Allah’ım!
Bir Ramazan ayı daha geldi.
Buruk, kırgın ve üzgün.
Cuması, teravihi, teravih sonrası çayı, muhabbeti olmayan bir Ramazan.
Ne yaptık da böyle oldu?
Hata, günah, haram ve cürümlerimiz var, biliyorum.
Ama biz yine de kapına geldik.
Yapıp ettiklerimizden dolayı başımıza musallat olmuş şu virüs musibeti ile birlikte vardık huzura.
Bütün bir insanlık olarak.
Biliyorum, yapmamız ve yapmamamız gereken bir sürü şey vardı.
Sen bize “Ümmet olun” dedin. Belki bir zamanlar olduk. Ancak özellikle şu son zamanda ümmet denen bir olgu kalmadı aramızda. Paramparça olduk. Kimimiz mezhebinin, kimimiz meşrebinin, kimimiz cemiyetinin, kimimiz milliyetinin derdine düştü.

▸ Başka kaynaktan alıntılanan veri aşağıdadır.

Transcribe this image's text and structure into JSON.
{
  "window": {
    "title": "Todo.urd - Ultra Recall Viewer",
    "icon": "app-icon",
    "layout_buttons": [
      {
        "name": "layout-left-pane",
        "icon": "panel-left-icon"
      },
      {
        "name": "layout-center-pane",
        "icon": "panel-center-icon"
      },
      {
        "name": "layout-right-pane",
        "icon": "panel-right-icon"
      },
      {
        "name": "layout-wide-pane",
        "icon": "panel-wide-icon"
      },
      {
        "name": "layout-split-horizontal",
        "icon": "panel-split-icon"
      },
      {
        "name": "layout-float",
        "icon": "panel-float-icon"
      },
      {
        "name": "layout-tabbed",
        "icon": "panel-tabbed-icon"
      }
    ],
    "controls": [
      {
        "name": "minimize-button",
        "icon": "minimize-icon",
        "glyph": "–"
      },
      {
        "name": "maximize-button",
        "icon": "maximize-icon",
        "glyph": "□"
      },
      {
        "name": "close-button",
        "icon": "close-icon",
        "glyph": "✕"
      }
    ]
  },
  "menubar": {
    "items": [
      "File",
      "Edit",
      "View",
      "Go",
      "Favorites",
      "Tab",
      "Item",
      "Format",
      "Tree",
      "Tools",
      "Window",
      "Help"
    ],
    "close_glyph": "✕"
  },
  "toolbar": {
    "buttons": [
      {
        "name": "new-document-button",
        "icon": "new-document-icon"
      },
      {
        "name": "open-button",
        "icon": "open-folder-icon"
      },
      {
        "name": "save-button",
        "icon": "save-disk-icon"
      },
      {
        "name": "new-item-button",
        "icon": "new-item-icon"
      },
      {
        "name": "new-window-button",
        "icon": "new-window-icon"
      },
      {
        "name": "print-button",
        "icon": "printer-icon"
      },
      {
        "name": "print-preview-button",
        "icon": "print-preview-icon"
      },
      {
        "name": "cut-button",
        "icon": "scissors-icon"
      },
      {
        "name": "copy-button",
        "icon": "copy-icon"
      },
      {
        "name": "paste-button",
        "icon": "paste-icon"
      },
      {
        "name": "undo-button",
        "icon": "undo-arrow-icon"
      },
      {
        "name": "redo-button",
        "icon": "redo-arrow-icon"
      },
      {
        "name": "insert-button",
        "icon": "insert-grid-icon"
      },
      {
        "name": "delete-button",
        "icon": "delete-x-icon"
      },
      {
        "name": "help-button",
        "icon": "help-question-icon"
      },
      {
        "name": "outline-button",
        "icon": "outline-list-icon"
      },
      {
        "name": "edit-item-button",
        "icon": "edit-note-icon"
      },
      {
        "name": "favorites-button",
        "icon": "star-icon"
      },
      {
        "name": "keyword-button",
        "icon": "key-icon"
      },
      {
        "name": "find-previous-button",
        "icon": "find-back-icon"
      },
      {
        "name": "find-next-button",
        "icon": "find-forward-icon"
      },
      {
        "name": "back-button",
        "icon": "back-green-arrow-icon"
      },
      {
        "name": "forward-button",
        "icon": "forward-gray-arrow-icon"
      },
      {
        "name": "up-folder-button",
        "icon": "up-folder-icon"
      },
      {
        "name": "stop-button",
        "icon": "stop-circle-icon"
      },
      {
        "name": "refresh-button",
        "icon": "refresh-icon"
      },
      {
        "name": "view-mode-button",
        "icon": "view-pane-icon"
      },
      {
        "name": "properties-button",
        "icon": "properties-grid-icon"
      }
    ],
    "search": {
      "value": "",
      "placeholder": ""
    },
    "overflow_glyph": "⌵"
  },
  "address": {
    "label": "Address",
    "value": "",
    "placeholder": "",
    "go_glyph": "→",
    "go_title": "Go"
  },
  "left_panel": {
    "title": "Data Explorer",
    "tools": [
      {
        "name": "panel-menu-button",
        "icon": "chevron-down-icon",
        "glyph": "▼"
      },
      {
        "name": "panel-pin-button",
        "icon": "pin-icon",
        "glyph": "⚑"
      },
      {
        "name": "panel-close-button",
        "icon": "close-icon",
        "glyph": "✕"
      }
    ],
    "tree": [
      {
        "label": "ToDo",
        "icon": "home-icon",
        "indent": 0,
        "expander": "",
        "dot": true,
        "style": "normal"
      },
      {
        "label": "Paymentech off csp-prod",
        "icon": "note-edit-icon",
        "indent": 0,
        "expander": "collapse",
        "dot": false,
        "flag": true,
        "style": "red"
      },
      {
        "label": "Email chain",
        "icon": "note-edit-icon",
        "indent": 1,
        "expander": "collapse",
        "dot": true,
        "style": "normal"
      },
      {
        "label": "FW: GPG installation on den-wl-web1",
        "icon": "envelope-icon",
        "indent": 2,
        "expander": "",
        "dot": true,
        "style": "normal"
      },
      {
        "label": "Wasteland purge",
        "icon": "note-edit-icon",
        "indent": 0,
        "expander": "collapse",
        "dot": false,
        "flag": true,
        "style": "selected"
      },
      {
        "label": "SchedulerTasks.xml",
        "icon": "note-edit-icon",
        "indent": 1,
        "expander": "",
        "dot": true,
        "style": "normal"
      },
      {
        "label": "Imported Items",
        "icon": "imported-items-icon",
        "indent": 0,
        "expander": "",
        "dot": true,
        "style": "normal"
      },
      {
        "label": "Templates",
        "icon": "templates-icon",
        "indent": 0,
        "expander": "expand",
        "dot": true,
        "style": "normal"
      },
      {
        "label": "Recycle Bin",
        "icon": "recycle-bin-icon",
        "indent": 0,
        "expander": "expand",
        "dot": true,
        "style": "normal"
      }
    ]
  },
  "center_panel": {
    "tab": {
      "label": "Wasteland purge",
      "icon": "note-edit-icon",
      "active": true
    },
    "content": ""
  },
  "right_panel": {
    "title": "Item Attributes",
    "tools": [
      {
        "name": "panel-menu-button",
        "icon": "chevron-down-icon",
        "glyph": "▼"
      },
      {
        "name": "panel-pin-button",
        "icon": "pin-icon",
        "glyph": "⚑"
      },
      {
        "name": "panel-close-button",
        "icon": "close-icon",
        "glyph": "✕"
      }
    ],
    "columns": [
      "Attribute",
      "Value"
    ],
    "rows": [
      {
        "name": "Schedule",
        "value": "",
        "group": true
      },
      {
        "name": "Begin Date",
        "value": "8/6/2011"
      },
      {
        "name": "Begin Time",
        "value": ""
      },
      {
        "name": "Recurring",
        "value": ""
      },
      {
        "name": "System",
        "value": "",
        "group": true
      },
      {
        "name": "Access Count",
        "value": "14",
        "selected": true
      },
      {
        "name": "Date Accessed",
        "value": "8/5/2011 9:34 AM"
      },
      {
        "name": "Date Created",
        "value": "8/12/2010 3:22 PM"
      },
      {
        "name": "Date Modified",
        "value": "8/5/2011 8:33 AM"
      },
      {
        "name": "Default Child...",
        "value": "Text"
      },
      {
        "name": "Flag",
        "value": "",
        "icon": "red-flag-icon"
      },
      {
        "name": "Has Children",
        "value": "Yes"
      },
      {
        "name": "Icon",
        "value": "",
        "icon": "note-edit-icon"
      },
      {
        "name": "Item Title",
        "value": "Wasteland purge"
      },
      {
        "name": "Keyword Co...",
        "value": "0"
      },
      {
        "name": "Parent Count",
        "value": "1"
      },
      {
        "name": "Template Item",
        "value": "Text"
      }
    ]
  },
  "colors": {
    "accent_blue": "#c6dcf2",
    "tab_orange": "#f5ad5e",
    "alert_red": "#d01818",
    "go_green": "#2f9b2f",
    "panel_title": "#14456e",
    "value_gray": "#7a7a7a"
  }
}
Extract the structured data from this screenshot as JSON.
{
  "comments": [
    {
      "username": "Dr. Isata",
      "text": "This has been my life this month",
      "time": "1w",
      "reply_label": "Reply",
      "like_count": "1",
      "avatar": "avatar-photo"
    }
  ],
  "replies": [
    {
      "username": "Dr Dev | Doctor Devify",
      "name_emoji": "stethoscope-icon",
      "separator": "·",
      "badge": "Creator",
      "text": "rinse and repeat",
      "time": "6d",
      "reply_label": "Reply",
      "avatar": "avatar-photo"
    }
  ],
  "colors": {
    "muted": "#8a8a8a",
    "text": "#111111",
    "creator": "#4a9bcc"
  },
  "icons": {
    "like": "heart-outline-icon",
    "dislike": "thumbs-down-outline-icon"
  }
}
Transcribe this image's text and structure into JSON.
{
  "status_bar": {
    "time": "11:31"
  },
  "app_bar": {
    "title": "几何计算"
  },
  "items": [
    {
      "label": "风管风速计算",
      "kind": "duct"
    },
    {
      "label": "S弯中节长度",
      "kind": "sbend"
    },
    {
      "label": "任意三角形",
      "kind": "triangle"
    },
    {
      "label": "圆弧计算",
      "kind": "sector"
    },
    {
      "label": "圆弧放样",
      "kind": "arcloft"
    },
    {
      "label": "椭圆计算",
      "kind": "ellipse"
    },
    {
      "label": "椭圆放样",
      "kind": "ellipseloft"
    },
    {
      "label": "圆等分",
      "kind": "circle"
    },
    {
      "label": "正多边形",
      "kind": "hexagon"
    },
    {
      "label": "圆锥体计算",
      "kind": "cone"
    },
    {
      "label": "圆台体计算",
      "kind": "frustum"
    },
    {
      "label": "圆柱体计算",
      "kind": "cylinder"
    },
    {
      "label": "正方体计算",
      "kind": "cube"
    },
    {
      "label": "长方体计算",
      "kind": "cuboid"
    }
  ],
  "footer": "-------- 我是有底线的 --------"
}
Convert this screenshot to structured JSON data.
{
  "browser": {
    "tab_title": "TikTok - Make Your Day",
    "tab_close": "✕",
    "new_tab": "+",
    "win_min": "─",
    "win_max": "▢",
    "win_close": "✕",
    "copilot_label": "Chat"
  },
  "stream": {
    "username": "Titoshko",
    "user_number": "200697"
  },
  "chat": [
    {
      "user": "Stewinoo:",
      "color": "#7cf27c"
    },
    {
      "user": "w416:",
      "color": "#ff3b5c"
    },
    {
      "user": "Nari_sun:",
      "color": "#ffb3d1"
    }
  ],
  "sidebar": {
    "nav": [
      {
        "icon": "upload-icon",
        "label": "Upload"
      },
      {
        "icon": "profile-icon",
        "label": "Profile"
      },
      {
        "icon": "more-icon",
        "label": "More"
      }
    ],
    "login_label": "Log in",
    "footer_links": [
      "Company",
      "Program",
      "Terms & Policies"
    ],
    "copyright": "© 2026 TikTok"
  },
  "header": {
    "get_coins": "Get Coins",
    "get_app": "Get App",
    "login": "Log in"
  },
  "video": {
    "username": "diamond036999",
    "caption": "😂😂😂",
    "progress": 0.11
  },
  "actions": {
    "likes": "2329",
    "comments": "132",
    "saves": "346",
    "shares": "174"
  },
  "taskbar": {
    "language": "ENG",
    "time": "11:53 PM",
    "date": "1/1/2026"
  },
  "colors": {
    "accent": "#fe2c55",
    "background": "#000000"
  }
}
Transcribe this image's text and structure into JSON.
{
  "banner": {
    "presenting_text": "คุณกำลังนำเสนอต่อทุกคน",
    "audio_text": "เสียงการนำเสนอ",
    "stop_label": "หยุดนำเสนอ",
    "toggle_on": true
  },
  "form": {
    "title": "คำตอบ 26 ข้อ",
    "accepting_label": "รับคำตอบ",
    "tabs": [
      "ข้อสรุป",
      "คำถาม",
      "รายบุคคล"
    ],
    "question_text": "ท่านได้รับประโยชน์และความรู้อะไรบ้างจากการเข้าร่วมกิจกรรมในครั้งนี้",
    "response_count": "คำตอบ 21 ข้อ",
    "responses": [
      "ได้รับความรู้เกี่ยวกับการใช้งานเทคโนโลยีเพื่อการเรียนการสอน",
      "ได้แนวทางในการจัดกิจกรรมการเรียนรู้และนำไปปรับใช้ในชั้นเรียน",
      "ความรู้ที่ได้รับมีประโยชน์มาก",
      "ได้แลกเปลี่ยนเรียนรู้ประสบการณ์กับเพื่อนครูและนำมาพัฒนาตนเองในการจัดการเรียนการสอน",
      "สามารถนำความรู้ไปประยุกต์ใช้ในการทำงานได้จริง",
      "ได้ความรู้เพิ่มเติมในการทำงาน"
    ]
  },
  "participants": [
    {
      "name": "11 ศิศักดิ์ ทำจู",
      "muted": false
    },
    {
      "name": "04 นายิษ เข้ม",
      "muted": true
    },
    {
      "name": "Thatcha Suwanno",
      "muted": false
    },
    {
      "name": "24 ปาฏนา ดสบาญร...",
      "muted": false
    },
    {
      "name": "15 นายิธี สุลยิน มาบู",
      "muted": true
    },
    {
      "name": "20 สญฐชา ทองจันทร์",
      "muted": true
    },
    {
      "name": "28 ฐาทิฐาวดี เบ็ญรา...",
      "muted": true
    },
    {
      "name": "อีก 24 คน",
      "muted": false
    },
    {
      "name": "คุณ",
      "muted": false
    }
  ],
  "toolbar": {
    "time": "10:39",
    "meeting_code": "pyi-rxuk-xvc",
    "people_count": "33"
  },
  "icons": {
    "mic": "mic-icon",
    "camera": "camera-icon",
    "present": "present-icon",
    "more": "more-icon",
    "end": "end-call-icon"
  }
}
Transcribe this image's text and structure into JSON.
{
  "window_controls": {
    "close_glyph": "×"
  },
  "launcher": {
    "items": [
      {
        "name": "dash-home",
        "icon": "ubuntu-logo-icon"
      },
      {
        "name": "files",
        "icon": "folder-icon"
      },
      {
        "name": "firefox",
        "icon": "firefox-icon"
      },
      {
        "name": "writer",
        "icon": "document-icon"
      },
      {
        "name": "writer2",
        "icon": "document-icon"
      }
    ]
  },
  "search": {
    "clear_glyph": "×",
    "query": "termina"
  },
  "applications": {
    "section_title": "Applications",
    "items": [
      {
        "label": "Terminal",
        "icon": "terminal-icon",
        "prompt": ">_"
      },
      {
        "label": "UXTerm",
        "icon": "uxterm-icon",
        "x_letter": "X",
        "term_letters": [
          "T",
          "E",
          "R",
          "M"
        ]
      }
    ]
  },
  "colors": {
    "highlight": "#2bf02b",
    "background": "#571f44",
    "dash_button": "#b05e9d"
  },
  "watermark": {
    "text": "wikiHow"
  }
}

Yapmamamız gerekenlere gelince…
Bazen yaptıklarımızı en yabani hayvanlar bile yapmazdı.
Özellikle Suriye’de. Sonra Irak, Filistin, Yemen ve daha birçok yerde.
Fakat kapın, ümitsizlerin kapısı değildir.
Bu nedenle biz yine geldik.
İşte huzurundayız.
Allah’ım!
Utanıyoruz ama durumumuz bundan ibaret.
Bunca günahı işleyenler, bizlerin kapısına gelse, hangi yüzle geldiniz diye tersleriz. Ama sen ki bizim Rabbimizsin. Rahman ve rahim sıfatlarına sığındık da, öyle geldik.
Kapına gelen boş dönmez dedik. Elbet bize de bir yer var deyip, ümitlerle geldik.
Ne olur geri çevirme bizi.
Bedbahtlardan, kitabı sol taraflarından verilenlerden olmayalım diye geldik.
Allah’ım!
İtiraf ediyoruz, yıllarca günah işledik.
İbadetlerimiz nakıs, kulluğumuz eksikti.
Senin istediğin bir kul olamadık. Bu kulların oluşturduğu ümmet, hiç olamadık.
Üstüne üstlük birbirimize zulüm ettik. Coğrafyalarımızı virana çevirdik. Mazlumların uğruna savaşmadık. Uzanan yardım elleri çoğunlukla boş kaldı.
Fakat bir şey vardı içimizde.
Seni ve Resulünü sevdik.
Bu sevgimizi daha önce meydanlarda haykırdık. Şimdi meydanlarda ilan edemediğimiz bu sevgi ve muhabbeti, televizyon ekranlarından, sanal ortamlardan ilan ediyoruz. Sen şahitsin ki bizler Resulünü seviyoruz.
Değil miydi ki “Kişi sevdiği ile beraberdi.”
Biz de sevdiklerimizle beraberiz.
Allah’ım!
Davan çok büyüktü.
En azizlerinizi feda edin denmişti bizlere.
Elbette ki azizlerimiz vardı.
Yüzü suyu hürmetine yağmurun istenebileceği; Sait’ler, Aytaç’lar, Yasin’ler.
Onları da çok sevdik Rabbim.
Bu aziz davanın kurbanlarının hatırını bilir ve kırmazsın ümidiyle geldik.
Allah’ım!
Bizler beşeriz.
Hem Âdem ile Havva’nın çocuklarıyız.
Ne yaptıysak bizler yaptık kendi nefsimize.
Onların dediği gibi; “Ey Rabbimiz, biz kendimize zulmettik, eğer bizi bağışlamaz, bize acımazsan kesinlikle hüsrana uğrayanlardan oluruz.”
Hüsrana uğrayanlardan olmayalım diye geldik.
Allah’ım!
Kabul buyur bu nakıs kullarını.
Hem rahmetinin sonsuzluğu hürmetine fazlaca şeyler arzulamak isteriz.
Her ne kadar layık olmazsak da, göster bize Aziz İslam’ın hâkimiyetini.
Kaldır ümmettin üzerinden bu virüs belasını.
Ramazan’ı da kurtuluş vesilesi yap bizler için.